Visitors to the Bund in Shanghai in April pose for a photograph, with the Pudong financial district in the background. (WANG GANG/FOR CHINA DAILY)
New policies introduced to attract more overseas, regional visitors
Beijing tour guide Shi Jinjie had a hectic week in the middle of this month.
With more than 10 years' experience in serving inbound travelers to the city, he welcomed some 60 such arrivals from the United States and a total of 12 from Germany and Indonesia.
"We put in a lot of extra hours during the week, averaging more than 12 hours of work each day," he said.
Since the start of this year, the number of inbound tourists to the Chinese mainland from overseas and regions such as Hong Kong and Macao has risen significantly, boosting Shi's business. He now leads a team of dozens of tour guides offering services in languages that include English, German, French, Spanish, Russian, Japanese and Korean.
He has even higher expectations for the future thanks to a series of policy support measures. The Foreign Ministry announced late this month that China will grant unilateral visa-free entry for up to 15 days to travelers holding passports issued by France, Germany, Italy, the Netherlands, Spain and Malaysia.
In response, Malaysia has published a visa-free policy for up to 30 days for Chinese travelers, which will take effect on Friday.
The trial policy will be in effect for one year from Dec 1. Citizens of the five European countries and Malaysia can enter China without a visa for business, tourism, family visits and transit purposes. The measure is aimed at facilitating cross-border travel and promoting high-quality development and opening-up, the ministry said.
During the summer and National Day holidays, the services offered by Shi and his team were chosen by hundreds of visitors from countries such as Russia, Germany, the United Kingdom, Hungary, Austria, the US, Indonesia, Malaysia, South Korea and Japan.

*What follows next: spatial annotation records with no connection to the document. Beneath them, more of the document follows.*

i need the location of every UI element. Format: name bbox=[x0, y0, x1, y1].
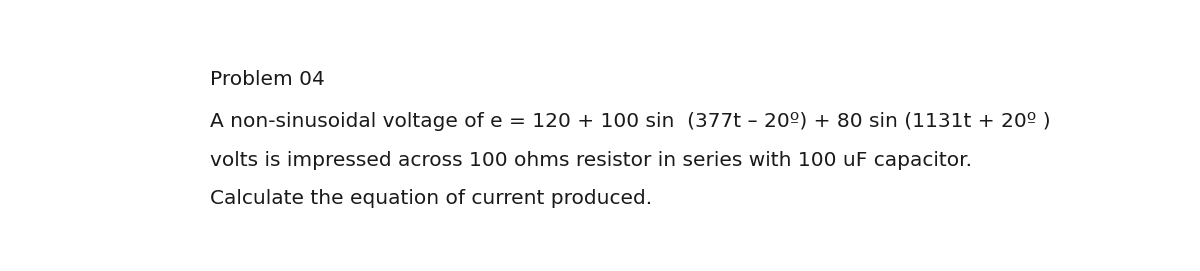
Text: volts is impressed across 100 ohms resistor in series with 100 uF capacitor.: volts is impressed across 100 ohms resis… bbox=[210, 151, 972, 170]
Text: Calculate the equation of current produced.: Calculate the equation of current produc… bbox=[210, 189, 653, 208]
Text: A non-sinusoidal voltage of e = 120 + 100 sin  (377t – 20º) + 80 sin (1131t + 20: A non-sinusoidal voltage of e = 120 + 10… bbox=[210, 112, 1051, 131]
Text: Problem 04: Problem 04 bbox=[210, 70, 325, 89]
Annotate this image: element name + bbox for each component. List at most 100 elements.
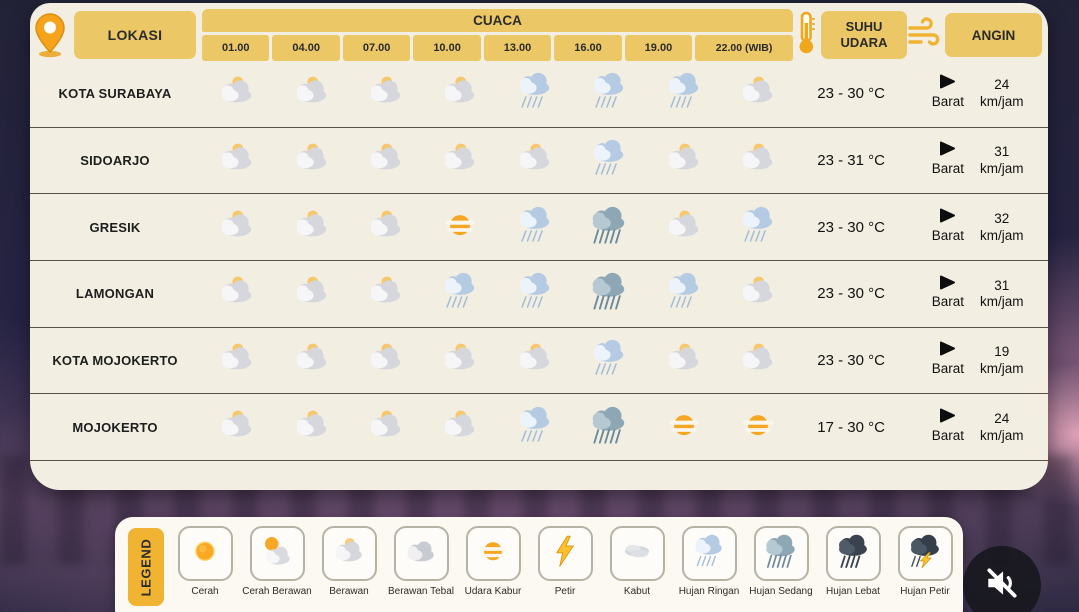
wind-direction-label: Barat	[931, 161, 965, 177]
time-header-cell: 13.00	[483, 35, 552, 61]
weather-cell	[274, 206, 348, 249]
berawan-icon	[440, 406, 480, 449]
weather-cell	[423, 72, 497, 115]
wind-speed-unit: km/jam	[980, 427, 1024, 443]
legend-icon-box	[897, 526, 953, 581]
time-header-cell: 16.00	[554, 35, 622, 61]
wind-direction: Barat	[932, 275, 964, 312]
petir-icon	[547, 534, 583, 574]
wind-cell: Barat 31 km/jam	[907, 275, 1048, 314]
wind-speed-value: 31	[994, 144, 1010, 160]
weather-cell	[721, 272, 795, 315]
location-pin-icon	[30, 9, 70, 61]
weather-cell	[572, 206, 646, 249]
weather-cell	[200, 272, 274, 315]
weather-cell	[274, 339, 348, 382]
wind-cell: Barat 24 km/jam	[907, 408, 1048, 447]
weather-cell	[646, 272, 720, 315]
hujan-ringan-icon	[515, 72, 555, 115]
berawan-icon	[217, 206, 257, 249]
thermometer-icon	[795, 11, 817, 60]
legend-item-label: Cerah	[191, 586, 219, 597]
wind-speed: 32 km/jam	[980, 211, 1024, 245]
right-arrow-icon	[939, 408, 956, 428]
location-cell: LAMONGAN	[75, 286, 155, 302]
berawan-icon	[440, 139, 480, 182]
weather-cell	[498, 72, 572, 115]
temperature-cell: 23 - 30 °C	[817, 285, 885, 303]
weather-cell	[721, 139, 795, 182]
hujan-ringan-icon	[515, 406, 555, 449]
berawan-icon	[738, 272, 778, 315]
weather-cell	[721, 339, 795, 382]
table-row: SIDOARJO 23 - 31 °C Barat 31 km/jam	[30, 128, 1048, 195]
wind-cell: Barat 32 km/jam	[907, 208, 1048, 247]
weather-cell	[572, 272, 646, 315]
right-arrow-icon	[939, 208, 956, 228]
mute-button[interactable]	[963, 546, 1041, 612]
weather-cell	[349, 139, 423, 182]
right-arrow-icon	[939, 341, 956, 361]
forecast-table-card: LOKASI CUACA 01.00 04.00 07.00 10.00 13.00 16…	[30, 3, 1048, 490]
weather-cell	[423, 272, 497, 315]
berawan-icon	[217, 406, 257, 449]
wind-direction: Barat	[932, 208, 964, 245]
time-header-cell: 04.00	[272, 35, 340, 61]
weather-cell	[274, 139, 348, 182]
legend-item-label: Berawan	[329, 586, 369, 597]
legend-item: Cerah	[169, 526, 241, 597]
legend-item-label: Hujan Lebat	[826, 586, 880, 597]
table-header: LOKASI CUACA 01.00 04.00 07.00 10.00 13.00 16…	[30, 9, 1048, 61]
berawan-icon	[664, 206, 704, 249]
berawan-icon	[292, 139, 332, 182]
table-row: KOTA SURABAYA 23 - 30 °C Barat 24 km/jam	[30, 61, 1048, 128]
wind-direction-label: Barat	[931, 361, 965, 377]
wind-direction-label: Barat	[931, 427, 965, 443]
berawan-icon	[217, 72, 257, 115]
legend-item-label: Berawan Tebal	[388, 586, 454, 597]
time-header-row: 01.00 04.00 07.00 10.00 13.00 16.00 19.00 22.00…	[202, 35, 793, 61]
weather-cell	[423, 206, 497, 249]
berawan-icon	[217, 272, 257, 315]
right-arrow-icon	[939, 74, 956, 94]
legend-item-label: Petir	[554, 586, 576, 597]
location-cell: KOTA SURABAYA	[58, 86, 172, 102]
wind-speed-value: 31	[994, 277, 1010, 293]
forecast-rows: KOTA SURABAYA 23 - 30 °C Barat 24 km/jam SIDO…	[30, 61, 1048, 462]
column-header-temperature: SUHU UDARA	[821, 11, 907, 59]
wind-speed-unit: km/jam	[980, 361, 1024, 377]
weather-cell	[349, 206, 423, 249]
time-header-cell: 01.00	[202, 35, 270, 61]
time-header-cell: 07.00	[342, 35, 411, 61]
temperature-cell: 23 - 30 °C	[817, 352, 885, 370]
wind-speed-value: 24	[994, 77, 1010, 93]
hujan-ringan-icon	[664, 72, 704, 115]
berawan-icon	[738, 139, 778, 182]
weather-cell	[200, 206, 274, 249]
berawan-tebal-icon	[403, 534, 439, 574]
legend-item-label: Kabut	[623, 586, 651, 597]
legend-item: Hujan Sedang	[745, 526, 817, 597]
berawan-icon	[515, 339, 555, 382]
berawan-icon	[292, 339, 332, 382]
berawan-icon	[366, 272, 406, 315]
weather-cell	[572, 339, 646, 382]
location-cell: SIDOARJO	[80, 153, 150, 169]
berawan-icon	[217, 339, 257, 382]
weather-cell	[646, 206, 720, 249]
time-header-cell: 10.00	[413, 35, 481, 61]
udara-kabur-icon	[475, 534, 511, 574]
berawan-icon	[292, 272, 332, 315]
column-header-weather: CUACA	[202, 9, 793, 32]
wind-speed: 31 km/jam	[980, 278, 1024, 312]
weather-cell	[498, 139, 572, 182]
berawan-icon	[292, 72, 332, 115]
wind-cell: Barat 31 km/jam	[907, 141, 1048, 180]
wind-speed-unit: km/jam	[980, 161, 1024, 177]
weather-cell	[721, 406, 795, 449]
legend-icon-box	[393, 526, 449, 581]
berawan-icon	[366, 139, 406, 182]
udara-kabur-icon	[440, 206, 480, 249]
udara-kabur-icon	[664, 406, 704, 449]
legend-icon-box	[825, 526, 881, 581]
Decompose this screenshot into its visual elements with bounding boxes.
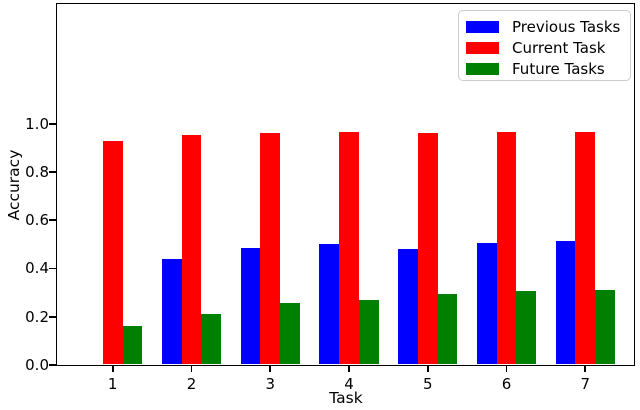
legend-swatch-previous-tasks — [466, 20, 499, 33]
bar-current-task-task-6 — [496, 132, 517, 364]
legend-label: Previous Tasks — [512, 17, 621, 36]
x-tick-label: 6 — [501, 375, 512, 393]
x-tick-label: 5 — [422, 375, 433, 393]
x-tick-label: 3 — [265, 375, 275, 393]
legend: Previous Tasks Current Task Future Tasks — [458, 10, 631, 81]
bar-current-task-task-3 — [260, 133, 281, 364]
y-tick-mark — [49, 122, 56, 125]
bar-previous-tasks-task-2 — [161, 258, 182, 364]
bar-future-tasks-task-7 — [595, 290, 615, 364]
bar-previous-tasks-task-4 — [319, 244, 340, 364]
y-tick-mark — [49, 219, 56, 222]
bar-previous-tasks-task-5 — [398, 249, 418, 364]
bar-future-tasks-task-5 — [437, 293, 458, 364]
x-tick-label: 7 — [580, 375, 591, 393]
legend-item: Future Tasks — [466, 59, 623, 80]
y-tick-mark — [49, 315, 56, 318]
y-tick-label: 0.8 — [25, 162, 49, 181]
x-tick-label: 1 — [107, 375, 118, 393]
legend-item: Current Task — [466, 37, 623, 58]
x-tick-mark — [269, 365, 272, 372]
y-axis-label: Accuracy — [5, 149, 23, 221]
y-tick-label: 1.0 — [25, 114, 49, 133]
x-tick-mark — [348, 365, 350, 372]
legend-label: Future Tasks — [512, 60, 605, 79]
bar-current-task-task-1 — [102, 140, 123, 364]
bar-current-task-task-4 — [339, 132, 359, 364]
bar-previous-tasks-task-6 — [477, 243, 497, 364]
bar-future-tasks-task-3 — [280, 303, 300, 364]
bar-current-task-task-7 — [575, 132, 596, 364]
x-tick-mark — [190, 365, 193, 372]
y-tick-mark — [49, 267, 56, 270]
legend-swatch-future-tasks — [466, 63, 499, 76]
y-tick-label: 0.6 — [25, 211, 49, 230]
y-tick-mark — [49, 364, 56, 366]
bar-future-tasks-task-6 — [516, 291, 537, 364]
x-tick-label: 4 — [344, 375, 354, 393]
bar-future-tasks-task-4 — [358, 299, 379, 364]
legend-item: Previous Tasks — [466, 16, 623, 37]
x-tick-mark — [111, 365, 114, 372]
x-tick-label: 2 — [186, 375, 197, 393]
bar-future-tasks-task-2 — [201, 314, 221, 364]
bar-current-task-task-5 — [417, 133, 438, 364]
legend-label: Current Task — [512, 38, 606, 57]
bar-future-tasks-task-1 — [122, 326, 143, 364]
y-tick-mark — [49, 171, 56, 173]
y-tick-label: 0.4 — [25, 259, 49, 278]
bar-previous-tasks-task-3 — [240, 247, 261, 364]
x-tick-mark — [505, 365, 508, 372]
bar-previous-tasks-task-7 — [555, 240, 576, 364]
bar-current-task-task-2 — [181, 134, 202, 364]
legend-swatch-current-task — [466, 41, 499, 54]
y-tick-label: 0.2 — [25, 307, 49, 326]
x-axis-label: Task — [329, 389, 363, 407]
x-tick-mark — [584, 365, 587, 372]
y-tick-label: 0.0 — [25, 356, 49, 374]
x-tick-mark — [426, 365, 429, 372]
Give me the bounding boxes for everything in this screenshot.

"This year has been exceptionally busy. The number of overseas tourists we served nearly doubled, and our financial turnover during the summer grew more than two times compared with the pre-pandemic period," Shi said.
Although the work has been hard, Shi considers this a blessing, as just a year ago, he was struggling.
"Inbound tourism was really slow, and we had to rely on customized domestic tours to make ends meet," he said.
Such tourism took a hit during the COVID-19 pandemic.
A report from the Ministry of Culture and Tourism said that in the first quarter of this year, just 52,000 inbound tourists were catered to by travel agencies nationwide, compared with 3.7 million in the same period in 2019.
The China Tourism Academy said that from 2020 to this year, the number of inbound tourist visits to China is estimated to have fallen by about 370 million, resulting in a loss of some $362 billion in international tourism revenue.
However, inbound tourism is still widely considered to hold great potential in China. In the first 10 months of this year, the number of foreign visitors to the country reached 26.51 million after it optimized its COVID-19 policies, the National Immigration Administration said.
British internet celebrity Lee Barrett has traveled around China since he settled in Shenzhen, Guangdong province, five years ago.
Barrett, who has more than 360,000 fans on YouTube, said: "China is an amazing country, with a lot of places to see and a lot to do. There is super-modern Shenzhen, the international city of Shanghai, culturally-rich Xi'an, and beautiful Kunming."
He said he enjoyed coffee and cake at a street cafe during a trip with friends this month to Kunming, capital of Yunnan province, when he "felt the world pass slowly by".
"Each city has a different style of food, with hundreds of dishes to try," he added.